The Google Chrome web browser supports multiple options when it comes to reloading or refreshing a web page.
The reload button is probably the most popular choice when it comes to reloading web pages considering that it is the only option visible in the browser's UI.
But clicking on the button is not the only option that Chrome users have. The Chrome keyboard shortcuts listing over on the Google website includes two reload options for instance: normal reload and hard reload.
What's the difference between normal and hard reloads in Chrome, and is there a third option? Let's find out.
Google Chrome supports three different reload functions:
Normal reload is the most straightforward function to explain. You activate it with a click on the reload button or with the keyboard shortcuts F5 or Ctrl-R.
Google Chrome uses the cache of the browser in this case but will validate the cached files during page load to make sure only resources that the server returns a 304 not modified response for are loaded from cache.
Hard reload is not exposed directly in the UI of the browser. You activate the function with the keyboard shortcut Ctrl-Shift-R, Shift-F5, or by holding down Shift before you activate the reload button.
Chrome ignores the cache and will load all resources from the web page again.
Google Chrome supports a third reload option and a somewhat hidden reload menu as well. You need to open the browser's Developer Tools with the keyboard shortcut F12 first as it is a prerequisite for it.

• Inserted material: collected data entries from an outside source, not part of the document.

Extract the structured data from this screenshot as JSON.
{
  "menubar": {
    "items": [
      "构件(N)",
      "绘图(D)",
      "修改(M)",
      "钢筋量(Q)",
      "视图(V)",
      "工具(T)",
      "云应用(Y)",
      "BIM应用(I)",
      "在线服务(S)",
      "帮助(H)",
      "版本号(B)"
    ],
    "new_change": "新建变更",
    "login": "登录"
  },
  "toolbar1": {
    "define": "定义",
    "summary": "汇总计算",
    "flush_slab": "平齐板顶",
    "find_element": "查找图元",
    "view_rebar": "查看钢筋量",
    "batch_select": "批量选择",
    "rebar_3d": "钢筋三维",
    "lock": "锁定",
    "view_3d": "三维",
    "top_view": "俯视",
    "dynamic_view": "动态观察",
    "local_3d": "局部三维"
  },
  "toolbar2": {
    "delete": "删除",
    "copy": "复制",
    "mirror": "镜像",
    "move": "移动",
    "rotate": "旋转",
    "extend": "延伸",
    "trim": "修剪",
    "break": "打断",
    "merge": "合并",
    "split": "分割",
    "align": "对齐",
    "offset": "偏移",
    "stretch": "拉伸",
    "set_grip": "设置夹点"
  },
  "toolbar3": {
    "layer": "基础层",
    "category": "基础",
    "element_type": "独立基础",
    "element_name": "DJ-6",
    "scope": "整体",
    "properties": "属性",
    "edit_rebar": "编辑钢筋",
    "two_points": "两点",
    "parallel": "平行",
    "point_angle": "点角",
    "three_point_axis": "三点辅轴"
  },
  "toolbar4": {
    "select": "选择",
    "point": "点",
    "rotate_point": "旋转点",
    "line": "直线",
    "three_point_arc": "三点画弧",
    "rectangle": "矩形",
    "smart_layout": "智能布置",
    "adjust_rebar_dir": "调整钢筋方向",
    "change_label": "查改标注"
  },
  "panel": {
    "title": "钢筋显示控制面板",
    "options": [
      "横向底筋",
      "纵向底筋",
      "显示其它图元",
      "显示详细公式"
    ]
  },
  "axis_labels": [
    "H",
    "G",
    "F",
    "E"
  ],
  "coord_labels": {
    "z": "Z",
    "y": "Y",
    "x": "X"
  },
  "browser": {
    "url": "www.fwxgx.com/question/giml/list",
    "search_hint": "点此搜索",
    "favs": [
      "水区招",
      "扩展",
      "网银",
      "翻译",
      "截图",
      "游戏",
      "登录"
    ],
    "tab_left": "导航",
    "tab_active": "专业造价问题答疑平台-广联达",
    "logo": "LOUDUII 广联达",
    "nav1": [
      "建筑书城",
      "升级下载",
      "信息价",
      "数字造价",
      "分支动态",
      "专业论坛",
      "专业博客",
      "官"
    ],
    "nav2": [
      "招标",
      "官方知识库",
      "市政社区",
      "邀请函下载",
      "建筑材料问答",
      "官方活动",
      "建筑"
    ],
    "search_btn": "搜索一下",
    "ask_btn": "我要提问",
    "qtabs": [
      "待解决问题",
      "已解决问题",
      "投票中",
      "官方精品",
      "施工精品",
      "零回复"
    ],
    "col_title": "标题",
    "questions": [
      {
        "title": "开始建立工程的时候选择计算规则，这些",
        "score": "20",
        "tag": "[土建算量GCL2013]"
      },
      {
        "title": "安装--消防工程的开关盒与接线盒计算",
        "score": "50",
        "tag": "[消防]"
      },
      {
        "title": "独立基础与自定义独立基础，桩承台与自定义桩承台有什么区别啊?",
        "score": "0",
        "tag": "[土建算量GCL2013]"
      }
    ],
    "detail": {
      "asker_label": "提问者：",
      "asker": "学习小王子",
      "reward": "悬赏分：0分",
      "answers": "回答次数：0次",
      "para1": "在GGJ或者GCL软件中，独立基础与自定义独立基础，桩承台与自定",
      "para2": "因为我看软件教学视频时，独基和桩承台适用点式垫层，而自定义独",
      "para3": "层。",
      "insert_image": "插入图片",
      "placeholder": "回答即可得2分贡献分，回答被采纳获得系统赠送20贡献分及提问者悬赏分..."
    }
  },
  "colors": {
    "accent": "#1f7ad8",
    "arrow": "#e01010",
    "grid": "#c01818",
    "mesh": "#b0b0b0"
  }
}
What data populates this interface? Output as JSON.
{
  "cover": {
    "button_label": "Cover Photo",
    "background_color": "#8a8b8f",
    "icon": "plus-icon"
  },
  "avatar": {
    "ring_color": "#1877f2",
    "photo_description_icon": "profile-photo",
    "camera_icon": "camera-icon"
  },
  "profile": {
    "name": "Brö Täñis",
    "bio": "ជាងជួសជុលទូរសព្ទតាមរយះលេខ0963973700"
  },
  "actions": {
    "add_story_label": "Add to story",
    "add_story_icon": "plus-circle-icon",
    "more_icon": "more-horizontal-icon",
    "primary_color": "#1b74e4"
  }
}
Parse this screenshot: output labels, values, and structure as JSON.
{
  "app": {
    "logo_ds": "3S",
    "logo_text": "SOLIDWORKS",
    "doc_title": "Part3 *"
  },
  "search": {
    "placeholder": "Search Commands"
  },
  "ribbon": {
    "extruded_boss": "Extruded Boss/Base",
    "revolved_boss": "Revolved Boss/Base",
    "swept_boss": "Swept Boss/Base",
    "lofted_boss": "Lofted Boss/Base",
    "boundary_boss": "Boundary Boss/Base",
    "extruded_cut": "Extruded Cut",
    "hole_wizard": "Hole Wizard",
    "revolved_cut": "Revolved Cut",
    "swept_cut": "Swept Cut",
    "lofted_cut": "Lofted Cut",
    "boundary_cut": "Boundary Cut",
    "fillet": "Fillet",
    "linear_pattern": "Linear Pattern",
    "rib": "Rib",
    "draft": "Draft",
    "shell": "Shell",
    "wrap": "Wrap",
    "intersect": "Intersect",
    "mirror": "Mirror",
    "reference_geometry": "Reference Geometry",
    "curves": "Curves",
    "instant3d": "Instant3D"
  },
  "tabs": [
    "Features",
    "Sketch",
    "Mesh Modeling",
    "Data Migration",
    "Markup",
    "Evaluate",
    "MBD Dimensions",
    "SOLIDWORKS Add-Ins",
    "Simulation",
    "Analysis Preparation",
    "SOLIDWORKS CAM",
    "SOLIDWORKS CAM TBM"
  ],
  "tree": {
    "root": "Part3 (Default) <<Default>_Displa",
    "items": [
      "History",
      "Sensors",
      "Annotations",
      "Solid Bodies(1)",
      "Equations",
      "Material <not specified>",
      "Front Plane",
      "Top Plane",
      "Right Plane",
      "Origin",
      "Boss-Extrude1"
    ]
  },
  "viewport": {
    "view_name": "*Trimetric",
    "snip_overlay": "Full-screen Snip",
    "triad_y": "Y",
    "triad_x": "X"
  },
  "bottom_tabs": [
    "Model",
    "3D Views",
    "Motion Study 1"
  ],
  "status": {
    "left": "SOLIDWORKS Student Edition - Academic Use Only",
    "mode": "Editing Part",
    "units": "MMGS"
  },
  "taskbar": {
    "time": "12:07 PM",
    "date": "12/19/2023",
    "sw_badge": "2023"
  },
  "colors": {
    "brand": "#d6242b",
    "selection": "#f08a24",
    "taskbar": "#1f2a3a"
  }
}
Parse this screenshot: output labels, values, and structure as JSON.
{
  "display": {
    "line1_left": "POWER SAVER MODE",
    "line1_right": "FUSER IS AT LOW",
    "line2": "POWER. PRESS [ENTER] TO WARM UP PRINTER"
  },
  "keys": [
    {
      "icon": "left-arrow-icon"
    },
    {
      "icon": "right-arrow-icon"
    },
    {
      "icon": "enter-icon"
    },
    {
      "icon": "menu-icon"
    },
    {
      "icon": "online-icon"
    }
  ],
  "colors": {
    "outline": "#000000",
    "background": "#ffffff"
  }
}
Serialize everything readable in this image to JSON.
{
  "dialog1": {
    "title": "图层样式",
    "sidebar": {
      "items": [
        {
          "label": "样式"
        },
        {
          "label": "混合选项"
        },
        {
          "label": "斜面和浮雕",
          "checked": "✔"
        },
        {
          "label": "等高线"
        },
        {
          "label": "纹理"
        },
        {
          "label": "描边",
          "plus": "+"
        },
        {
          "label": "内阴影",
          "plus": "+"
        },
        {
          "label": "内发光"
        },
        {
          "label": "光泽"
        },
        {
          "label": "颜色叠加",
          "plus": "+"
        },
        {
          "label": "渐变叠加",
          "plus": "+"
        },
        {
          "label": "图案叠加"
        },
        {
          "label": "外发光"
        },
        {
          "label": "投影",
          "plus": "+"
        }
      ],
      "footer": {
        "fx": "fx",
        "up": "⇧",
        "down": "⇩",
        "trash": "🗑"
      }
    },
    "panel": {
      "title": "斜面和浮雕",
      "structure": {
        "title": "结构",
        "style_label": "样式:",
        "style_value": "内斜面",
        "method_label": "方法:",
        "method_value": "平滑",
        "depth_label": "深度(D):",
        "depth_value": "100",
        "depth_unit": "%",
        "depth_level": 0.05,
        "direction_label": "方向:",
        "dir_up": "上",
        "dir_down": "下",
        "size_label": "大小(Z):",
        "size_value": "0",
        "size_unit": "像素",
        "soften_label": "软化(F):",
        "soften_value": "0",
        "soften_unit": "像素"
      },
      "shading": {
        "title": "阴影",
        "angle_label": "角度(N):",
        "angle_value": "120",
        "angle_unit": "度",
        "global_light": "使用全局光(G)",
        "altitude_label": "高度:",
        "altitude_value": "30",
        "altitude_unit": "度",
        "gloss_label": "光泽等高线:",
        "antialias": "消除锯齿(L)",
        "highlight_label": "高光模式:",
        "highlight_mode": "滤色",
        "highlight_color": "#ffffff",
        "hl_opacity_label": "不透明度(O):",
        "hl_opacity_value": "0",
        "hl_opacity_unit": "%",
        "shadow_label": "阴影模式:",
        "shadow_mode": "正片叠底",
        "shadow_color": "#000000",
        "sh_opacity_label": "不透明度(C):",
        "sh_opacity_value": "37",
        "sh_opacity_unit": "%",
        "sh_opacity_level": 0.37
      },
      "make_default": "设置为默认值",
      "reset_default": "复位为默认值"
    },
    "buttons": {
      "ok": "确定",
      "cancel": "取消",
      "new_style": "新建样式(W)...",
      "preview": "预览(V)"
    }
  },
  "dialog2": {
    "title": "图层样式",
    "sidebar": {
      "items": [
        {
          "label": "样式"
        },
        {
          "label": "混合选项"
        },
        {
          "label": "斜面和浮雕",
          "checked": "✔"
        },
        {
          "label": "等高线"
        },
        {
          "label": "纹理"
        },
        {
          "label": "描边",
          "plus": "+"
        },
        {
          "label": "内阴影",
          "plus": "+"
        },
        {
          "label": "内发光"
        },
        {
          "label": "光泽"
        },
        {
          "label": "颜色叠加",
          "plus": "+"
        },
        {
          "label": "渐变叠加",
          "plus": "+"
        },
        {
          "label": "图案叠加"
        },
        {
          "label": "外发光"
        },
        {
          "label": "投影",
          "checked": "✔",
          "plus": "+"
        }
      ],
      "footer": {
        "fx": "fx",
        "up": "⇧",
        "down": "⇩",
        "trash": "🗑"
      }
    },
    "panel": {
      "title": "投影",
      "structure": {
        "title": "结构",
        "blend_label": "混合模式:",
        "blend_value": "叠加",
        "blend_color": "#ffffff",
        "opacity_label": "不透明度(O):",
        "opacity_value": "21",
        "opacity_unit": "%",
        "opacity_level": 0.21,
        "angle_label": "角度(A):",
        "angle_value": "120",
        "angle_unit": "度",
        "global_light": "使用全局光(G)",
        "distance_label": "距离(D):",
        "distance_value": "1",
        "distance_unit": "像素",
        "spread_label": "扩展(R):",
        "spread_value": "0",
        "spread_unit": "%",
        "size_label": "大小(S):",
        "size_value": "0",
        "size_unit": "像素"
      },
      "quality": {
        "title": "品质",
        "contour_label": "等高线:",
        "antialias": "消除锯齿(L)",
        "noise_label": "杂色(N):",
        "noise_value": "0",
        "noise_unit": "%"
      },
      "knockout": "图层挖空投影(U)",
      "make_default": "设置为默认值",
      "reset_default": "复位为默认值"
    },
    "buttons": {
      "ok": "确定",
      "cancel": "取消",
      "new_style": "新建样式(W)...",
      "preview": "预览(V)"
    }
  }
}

Right-click on the reload button afterward to display the reload menu. It includes the empty cache and hard reload option that you may use. What it does, is clear the browser cache before the hard reload is activated.
Tip: Most web browsers support regular reloads and reloads that bypass the cache. The keyboard shortcuts mentioned above should work in most of them.
When is it appropriate to use a hard reload or a hard reload with cache clearing? Hard reloads are useful if you want that all resources are downloaded from the browser. This may be in expectation of an update, during development or corruption of the cache.